New Insights into Microglia as Therapeutic Targets in Alzheimer’s Disease

Abstract

Alzheimer's disease (AD) is the most common neurodegenerative disease, accounting for 60–70% of dementia cases globally. Inflammation of the central nervous system (CNS) caused by microglia is a common characteristic of neurodegenerative illnesses such as Parkinson's disease and AD. Research has recently examined the relationship between neurodegenerative diseases and CNS microglia. Microglial cells comprise 10–15% of all CNS cells and are brain-resident myeloid cells mediating critical processes to support the CNS. Microglia have a variety of receptors that operate as molecular sensors, detecting exogenous and endogenous CNS injuries and triggering an immune response. Microglia serve as brain guardians by boosting phagocytic clearance and providing trophic support to enable tissue repair and maintain cerebral homeostasis, in addition to their traditional immune cell activity.
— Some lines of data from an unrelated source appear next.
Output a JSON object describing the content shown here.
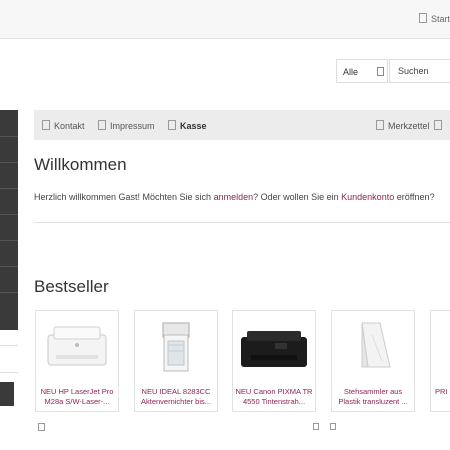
{
  "topbar": {
    "start_label": "Start"
  },
  "search": {
    "category_label": "Alle",
    "input_value": "Suchen"
  },
  "nav": {
    "contact_label": "Kontakt",
    "imprint_label": "Impressum",
    "checkout_label": "Kasse",
    "wishlist_label": "Merkzettel"
  },
  "welcome": {
    "title": "Willkommen",
    "text_part1": "Herzlich willkommen Gast! Möchten Sie sich ",
    "login_link": "anmelden",
    "text_part2": "? Oder wollen Sie ein ",
    "account_link": "Kundenkonto",
    "text_part3": " eröffnen?"
  },
  "bestseller": {
    "title": "Bestseller",
    "products": [
      {
        "name": "NEU HP LaserJet Pro M28a S/W-Laser-..."
      },
      {
        "name": "NEU IDEAL 8283CC Aktenvernichter bis..."
      },
      {
        "name": "NEU Canon PIXMA TR 4550 Tintenstrah..."
      },
      {
        "name": "Stehsammler aus Plastik transluzent ..."
      },
      {
        "name": "PRI"
      }
    ]
  },
  "colors": {
    "link": "#8e2357",
    "sidebar": "#3a3a3a",
    "navbar_bg": "#ececec"
  }
}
At rest, microglia manage CNS homeostasis by phagocytic action, which removes pathogens and cell debris. Microglia cells that have been "resting" convert into active cells that create inflammatory mediators, protecting neurons and protecting against invading pathogens. Neuronal damage and neurodegenerative disorders are caused by excessive inflammation. Different microglial cells reply at different phases of the disease can lead to new therapy options and reduced inflammatory activity. This review focuses on the potential function of microglia, microglia subtypes, and M1/M2 phenotypic changes associated with neurodegenerative disorders. Microglial membrane receptors, the involvement of microglia in neuroinflammation, microglial targets in AD and the double role of microglia in AD pathogenesis are also discussed in this review.